Posts Tagged ‘hosting’
Is Italy becoming part of Albuquerque?
A Milan court convicted three Google executives on Wednesday for violating the privacy of an Italian boy with autism by letting a video of him being bullied be posted on the site in 2006.
Google said it was confident it would avoid formal investigation by the European Commission. It said the Milan verdict “poses a crucial question for the freedom on which the internet is built” as none of its employees had anything to do with the video.
“They didn’t upload it, they didn’t film it, they didn’t review it and yet they have been found guilty,” said Google’s senior communications manager, Bill Echikson, in Milan.

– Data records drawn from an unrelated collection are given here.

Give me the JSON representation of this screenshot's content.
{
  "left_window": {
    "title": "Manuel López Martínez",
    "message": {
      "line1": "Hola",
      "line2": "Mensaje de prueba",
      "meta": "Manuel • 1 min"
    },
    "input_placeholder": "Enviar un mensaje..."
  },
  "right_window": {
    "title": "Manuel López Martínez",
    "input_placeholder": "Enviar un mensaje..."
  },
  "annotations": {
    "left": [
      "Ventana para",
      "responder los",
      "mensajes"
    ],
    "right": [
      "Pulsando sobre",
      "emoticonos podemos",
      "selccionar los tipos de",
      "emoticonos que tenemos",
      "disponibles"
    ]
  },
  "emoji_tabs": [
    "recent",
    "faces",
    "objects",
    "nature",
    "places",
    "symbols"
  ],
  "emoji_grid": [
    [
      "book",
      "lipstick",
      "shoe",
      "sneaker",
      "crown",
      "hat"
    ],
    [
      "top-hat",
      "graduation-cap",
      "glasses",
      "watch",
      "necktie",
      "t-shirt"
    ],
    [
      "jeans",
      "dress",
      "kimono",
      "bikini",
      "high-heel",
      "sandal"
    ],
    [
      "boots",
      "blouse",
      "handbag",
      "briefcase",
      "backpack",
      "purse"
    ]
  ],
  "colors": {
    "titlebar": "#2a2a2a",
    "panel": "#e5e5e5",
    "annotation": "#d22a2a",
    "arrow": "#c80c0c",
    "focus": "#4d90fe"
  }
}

The court convicted senior vice-president and chief legal officer David Drummond, former Google Italy board member George De Los Reyes and global privacy counsel Peter Fleischer. Senior product marketing manager Arvind Desikan was acquitted…
The complaint was brought by an Italian advocacy group for people with Down’s Syndrome, Vivi Down, and the boy’s father, after four classmates at a Turin school uploaded a clip to Google Video showing them bullying the boy…
The video was filmed with a mobile phone and posted on the site in September 2006.
Google argued that it removed the video immediately after being notified and cooperated with Italian authorities to help identify the bullies and bring them to justice.
It says that, as hosting platforms that do not create their own content, Google Video, YouTube and Facebook cannot be held responsible for content that others upload…
Why Albuquerque? Because not only does New Mexico lead the nation in lawsuits per capita, the Duke City hosted the famous McDonald’s million-dollar lawsuit for injuries sustained when a little old lady spilled her hot coffee in her lap – in her car – and was injured because it was hot coffee.
No one in America is supposed to take responsibility for their individual acts. Apparently, there are judges in Italy who think the medium is not only the message; but, the guilty party.
It’s like the lawsuits against firearms manufacturers for letting bullets come out the gun barrel when someone pulls the trigger.